If an asset is owned with a joint owner who has survivorship rights to said asset, the surviving joint owner(s) automatically owns the asset free from the probate process upon the other joint owner’s death. Common assets that have joint owners with survivorship rights are: bank accounts; real property and investment accounts.
If an asset has a Beneficiary Designation, the named person(s) to receive the asset will be able to claim said asset free from the probate process upon the owner’s death. Common assets that have Beneficiary Designations are: bank accounts; retirement accounts; life insurance; annuities; real property; corporate interests and investment accounts.
Probate is a circuit court proceeding in which assets are transferred to new owners upon a person’s death. All assets that are not transferred by some other means (to avoid probate) are subjected to probate administration and thus subject to the terms of a person’s Will (if they have one). If you die without a Will and have assets that are subject to probate administration, any interested person can petition the court in order to distribute your assets according to state laws. I view a Last Will and Testament (more commonly referred to as a “Will”) as a necessary estate planning document for most people but I also see the Will as a safety net to catch assets that a person has failed to transfer via other methods such as joint ownership with survivorship rights, Beneficiary Designation, or by a transfer to a trust. There is a common misconception that the only estate planning document needed is a Will, however, a Will alone (without proper planning and understanding of how the Will operates) is not likely to avoid issues following a person’s death.
If an asset has been properly transferred into a Trust during a person’s lifetime or by a Beneficiary Designation, the Trust’s terms shall govern the administration and distribution of said asset until the Trust has fulfilled its purposes and the asset will avoid the probate process. The depth of this article will only allow for discussion on the most common type of trust which is known as a revocable trust or a living trust (“Revocable Trust”), However, many types of trusts exist for many different purposes.
A Revocable Trust is a legal document that is established during a person’s lifetime which usually directs that the trust’s assets and income are to be used for the person’s benefit during their lifetime and also designates beneficiaries to receive said assets after the person’s death. A Revocable Trust, like a Will, can be amended at any time by the creator of the trust who is known as the “Grantor” as long as he is living and maintains legal capacity. The person in charge of the trust with legal authority to manage the trust is known as the trustee (“Trustee”). The Trustee administers the trust for the benefit of the Revocable Trust’s named beneficiaries. Usually, the
Trustee is the Grantor during his lifetime and then a successor trustee is named to take over the trustee role upon the Grantor’s death.
After creating a Revocable Trust, the Grantor then transfers many of his assets to the Revocable Trust during his lifetime. The Grantor can add or withdraw assets from and to his Revocable Trust at any time during his lifetime while he maintains capacity.
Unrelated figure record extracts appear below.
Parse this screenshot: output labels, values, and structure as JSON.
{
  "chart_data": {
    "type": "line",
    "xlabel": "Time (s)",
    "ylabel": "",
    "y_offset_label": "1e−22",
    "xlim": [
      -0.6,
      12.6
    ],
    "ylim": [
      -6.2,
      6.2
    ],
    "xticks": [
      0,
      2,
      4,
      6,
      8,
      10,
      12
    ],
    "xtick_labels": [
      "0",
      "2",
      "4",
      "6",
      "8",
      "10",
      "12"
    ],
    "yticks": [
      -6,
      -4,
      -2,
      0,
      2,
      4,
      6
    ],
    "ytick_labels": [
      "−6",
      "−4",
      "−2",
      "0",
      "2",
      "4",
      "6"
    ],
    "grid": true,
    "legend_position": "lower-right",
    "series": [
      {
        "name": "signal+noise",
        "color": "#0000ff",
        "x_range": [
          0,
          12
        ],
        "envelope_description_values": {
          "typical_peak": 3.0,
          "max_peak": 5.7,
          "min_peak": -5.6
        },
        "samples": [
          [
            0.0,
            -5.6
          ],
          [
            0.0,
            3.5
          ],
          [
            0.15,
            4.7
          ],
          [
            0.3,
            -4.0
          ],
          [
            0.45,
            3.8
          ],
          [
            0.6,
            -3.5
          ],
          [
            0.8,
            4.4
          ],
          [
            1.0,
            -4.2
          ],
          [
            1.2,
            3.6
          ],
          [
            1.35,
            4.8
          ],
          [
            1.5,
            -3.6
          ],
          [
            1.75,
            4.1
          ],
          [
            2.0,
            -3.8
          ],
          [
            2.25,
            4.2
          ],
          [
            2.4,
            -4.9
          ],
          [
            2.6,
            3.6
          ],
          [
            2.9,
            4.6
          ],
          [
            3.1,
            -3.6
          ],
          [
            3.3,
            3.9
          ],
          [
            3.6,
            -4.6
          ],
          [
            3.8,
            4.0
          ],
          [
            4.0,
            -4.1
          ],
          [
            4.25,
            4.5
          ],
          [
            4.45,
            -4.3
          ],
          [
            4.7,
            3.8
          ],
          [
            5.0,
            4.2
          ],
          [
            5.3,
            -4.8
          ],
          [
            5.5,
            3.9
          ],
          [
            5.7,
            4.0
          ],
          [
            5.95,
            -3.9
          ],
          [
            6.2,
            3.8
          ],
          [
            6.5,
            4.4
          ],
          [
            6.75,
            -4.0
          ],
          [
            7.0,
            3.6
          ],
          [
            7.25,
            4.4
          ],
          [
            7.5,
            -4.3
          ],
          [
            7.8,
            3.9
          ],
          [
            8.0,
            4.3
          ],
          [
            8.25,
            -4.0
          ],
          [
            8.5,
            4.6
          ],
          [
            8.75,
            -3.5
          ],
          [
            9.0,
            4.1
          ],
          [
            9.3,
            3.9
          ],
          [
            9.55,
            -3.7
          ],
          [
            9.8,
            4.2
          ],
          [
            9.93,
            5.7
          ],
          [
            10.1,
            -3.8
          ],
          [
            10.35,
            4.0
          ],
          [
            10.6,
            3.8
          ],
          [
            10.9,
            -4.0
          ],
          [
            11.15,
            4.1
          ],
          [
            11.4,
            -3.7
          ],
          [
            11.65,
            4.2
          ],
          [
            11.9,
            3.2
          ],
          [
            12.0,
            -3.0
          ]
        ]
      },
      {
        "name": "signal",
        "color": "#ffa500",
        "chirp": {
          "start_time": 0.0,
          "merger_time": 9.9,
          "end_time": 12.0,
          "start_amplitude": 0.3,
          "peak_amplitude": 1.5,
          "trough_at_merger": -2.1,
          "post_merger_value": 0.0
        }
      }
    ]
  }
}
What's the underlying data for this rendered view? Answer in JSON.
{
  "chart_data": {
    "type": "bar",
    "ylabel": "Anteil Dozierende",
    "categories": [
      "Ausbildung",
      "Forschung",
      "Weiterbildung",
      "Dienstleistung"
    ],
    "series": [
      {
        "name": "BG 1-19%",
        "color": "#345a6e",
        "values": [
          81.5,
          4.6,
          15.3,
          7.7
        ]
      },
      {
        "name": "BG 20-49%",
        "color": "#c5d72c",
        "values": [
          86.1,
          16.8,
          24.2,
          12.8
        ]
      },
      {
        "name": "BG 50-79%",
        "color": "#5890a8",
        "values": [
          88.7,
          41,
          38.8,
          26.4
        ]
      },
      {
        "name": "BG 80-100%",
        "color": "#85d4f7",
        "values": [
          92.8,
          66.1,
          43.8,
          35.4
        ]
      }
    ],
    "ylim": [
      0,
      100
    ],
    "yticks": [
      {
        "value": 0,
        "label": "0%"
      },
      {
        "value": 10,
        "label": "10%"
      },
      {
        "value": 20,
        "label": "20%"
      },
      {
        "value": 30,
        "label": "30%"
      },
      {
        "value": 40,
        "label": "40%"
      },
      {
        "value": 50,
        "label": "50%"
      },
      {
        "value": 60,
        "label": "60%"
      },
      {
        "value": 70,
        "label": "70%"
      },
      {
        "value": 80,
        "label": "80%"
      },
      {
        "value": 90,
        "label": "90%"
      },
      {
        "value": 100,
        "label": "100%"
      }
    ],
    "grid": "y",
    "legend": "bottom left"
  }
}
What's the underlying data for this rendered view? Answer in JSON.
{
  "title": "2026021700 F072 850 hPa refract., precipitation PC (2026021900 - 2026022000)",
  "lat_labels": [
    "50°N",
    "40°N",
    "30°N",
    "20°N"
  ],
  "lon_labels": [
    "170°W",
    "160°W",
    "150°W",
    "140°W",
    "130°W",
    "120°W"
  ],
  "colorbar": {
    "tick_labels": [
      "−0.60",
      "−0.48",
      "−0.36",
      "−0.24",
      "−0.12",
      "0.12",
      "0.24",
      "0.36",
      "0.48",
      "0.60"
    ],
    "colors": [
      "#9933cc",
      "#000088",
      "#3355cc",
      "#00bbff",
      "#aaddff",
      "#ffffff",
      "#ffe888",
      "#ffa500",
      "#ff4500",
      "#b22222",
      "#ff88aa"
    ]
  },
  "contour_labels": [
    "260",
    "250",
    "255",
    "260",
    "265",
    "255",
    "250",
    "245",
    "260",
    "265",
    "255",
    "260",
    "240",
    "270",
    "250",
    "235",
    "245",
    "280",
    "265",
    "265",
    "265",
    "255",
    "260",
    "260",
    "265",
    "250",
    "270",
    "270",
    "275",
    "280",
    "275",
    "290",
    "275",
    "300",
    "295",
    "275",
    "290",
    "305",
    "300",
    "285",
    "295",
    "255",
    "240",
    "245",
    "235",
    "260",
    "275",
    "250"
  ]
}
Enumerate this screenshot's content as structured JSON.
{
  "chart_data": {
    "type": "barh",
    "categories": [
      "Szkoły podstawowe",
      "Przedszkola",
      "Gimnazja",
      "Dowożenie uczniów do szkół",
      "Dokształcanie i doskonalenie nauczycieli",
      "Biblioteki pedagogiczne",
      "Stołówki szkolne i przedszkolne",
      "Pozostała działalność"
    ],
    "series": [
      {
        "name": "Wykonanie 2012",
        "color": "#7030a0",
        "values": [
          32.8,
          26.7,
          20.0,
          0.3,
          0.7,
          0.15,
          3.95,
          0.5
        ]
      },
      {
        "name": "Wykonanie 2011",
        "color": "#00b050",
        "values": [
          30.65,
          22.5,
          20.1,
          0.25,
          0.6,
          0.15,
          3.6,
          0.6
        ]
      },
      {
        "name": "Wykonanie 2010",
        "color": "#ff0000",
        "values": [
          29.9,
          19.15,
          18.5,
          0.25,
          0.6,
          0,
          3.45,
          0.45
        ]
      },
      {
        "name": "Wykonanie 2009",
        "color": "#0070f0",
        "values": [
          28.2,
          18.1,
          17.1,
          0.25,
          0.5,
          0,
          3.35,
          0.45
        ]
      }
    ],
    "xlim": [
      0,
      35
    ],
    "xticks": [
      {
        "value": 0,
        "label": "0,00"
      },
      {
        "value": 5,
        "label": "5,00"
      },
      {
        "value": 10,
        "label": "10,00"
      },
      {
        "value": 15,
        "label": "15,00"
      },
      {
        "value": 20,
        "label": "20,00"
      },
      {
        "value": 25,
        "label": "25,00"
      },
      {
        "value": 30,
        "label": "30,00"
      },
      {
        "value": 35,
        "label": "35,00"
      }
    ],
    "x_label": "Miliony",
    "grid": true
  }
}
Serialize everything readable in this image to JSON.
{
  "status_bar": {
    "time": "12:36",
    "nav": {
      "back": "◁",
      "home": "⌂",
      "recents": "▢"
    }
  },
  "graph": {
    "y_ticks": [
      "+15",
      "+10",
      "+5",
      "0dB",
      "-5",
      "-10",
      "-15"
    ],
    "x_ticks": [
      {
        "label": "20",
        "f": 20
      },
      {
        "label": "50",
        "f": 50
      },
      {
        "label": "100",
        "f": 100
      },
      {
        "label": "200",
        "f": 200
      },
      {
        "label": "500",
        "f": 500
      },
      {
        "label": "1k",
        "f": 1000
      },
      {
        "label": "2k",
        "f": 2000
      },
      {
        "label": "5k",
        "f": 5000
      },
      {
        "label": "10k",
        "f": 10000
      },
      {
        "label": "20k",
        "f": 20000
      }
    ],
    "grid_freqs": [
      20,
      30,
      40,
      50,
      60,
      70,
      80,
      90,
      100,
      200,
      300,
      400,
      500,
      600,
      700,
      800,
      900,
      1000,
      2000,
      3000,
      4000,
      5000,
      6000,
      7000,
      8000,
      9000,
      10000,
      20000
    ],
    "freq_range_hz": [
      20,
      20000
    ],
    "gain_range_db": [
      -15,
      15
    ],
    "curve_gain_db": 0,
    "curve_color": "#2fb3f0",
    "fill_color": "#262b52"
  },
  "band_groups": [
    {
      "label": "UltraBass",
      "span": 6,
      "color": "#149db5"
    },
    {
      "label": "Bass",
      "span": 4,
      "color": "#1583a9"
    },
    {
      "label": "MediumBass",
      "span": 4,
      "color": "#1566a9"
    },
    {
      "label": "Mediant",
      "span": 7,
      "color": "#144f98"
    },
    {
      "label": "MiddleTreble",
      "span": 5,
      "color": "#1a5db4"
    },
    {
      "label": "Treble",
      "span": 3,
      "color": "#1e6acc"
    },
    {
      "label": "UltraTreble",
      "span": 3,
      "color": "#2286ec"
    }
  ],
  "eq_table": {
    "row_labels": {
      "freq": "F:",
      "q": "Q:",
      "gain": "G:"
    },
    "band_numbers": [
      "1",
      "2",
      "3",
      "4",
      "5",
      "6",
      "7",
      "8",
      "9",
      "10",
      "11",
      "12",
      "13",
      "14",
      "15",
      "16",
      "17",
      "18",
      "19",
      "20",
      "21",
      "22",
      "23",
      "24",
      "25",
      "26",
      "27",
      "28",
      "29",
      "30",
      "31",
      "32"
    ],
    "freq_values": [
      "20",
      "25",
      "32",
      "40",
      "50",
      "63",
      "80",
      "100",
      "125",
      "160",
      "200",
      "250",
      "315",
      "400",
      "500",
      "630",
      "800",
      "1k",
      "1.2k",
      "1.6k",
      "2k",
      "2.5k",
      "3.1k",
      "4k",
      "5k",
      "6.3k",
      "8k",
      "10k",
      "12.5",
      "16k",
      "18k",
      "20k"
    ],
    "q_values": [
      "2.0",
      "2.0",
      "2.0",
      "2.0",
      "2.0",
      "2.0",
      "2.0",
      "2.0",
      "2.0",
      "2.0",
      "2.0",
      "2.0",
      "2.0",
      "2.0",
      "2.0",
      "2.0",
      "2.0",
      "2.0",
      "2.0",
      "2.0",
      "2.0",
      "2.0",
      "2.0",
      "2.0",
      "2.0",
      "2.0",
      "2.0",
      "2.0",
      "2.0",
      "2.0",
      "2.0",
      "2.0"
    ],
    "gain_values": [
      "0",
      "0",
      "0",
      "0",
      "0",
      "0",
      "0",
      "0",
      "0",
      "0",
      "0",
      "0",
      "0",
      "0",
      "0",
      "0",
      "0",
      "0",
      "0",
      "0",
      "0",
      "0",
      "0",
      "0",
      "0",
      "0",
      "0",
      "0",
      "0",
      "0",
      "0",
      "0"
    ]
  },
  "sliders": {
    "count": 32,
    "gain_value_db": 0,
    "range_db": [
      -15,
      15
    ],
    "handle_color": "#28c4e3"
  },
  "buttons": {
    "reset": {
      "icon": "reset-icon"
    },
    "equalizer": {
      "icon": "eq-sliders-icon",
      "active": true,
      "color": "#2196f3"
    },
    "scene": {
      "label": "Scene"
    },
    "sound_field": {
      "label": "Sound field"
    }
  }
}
When the Grantor dies, a Revocable Trust becomes irrevocable and the then serving trustee and trust beneficiaries may not alter any of the trust’s provisions. A Revocable Trust will avoid probate upon the Grantor’s death for all assets that have been transferred to the trust. Probate is avoided because Revocable Trust assets are not titled in the name of Grantor at the time of death and therefore the property is not part of a probate process. It is very important to fund a Revocable Trust as failure to properly fund the trust will provide little or no benefit to the Grantor.
Whenever configuring an estate plan, it is important to meet and discuss with a qualified estate planning and probate attorney where you map out and plan what will happen to each of your assets upon your death to ensure that your estate planning goals are accomplished at the time of death.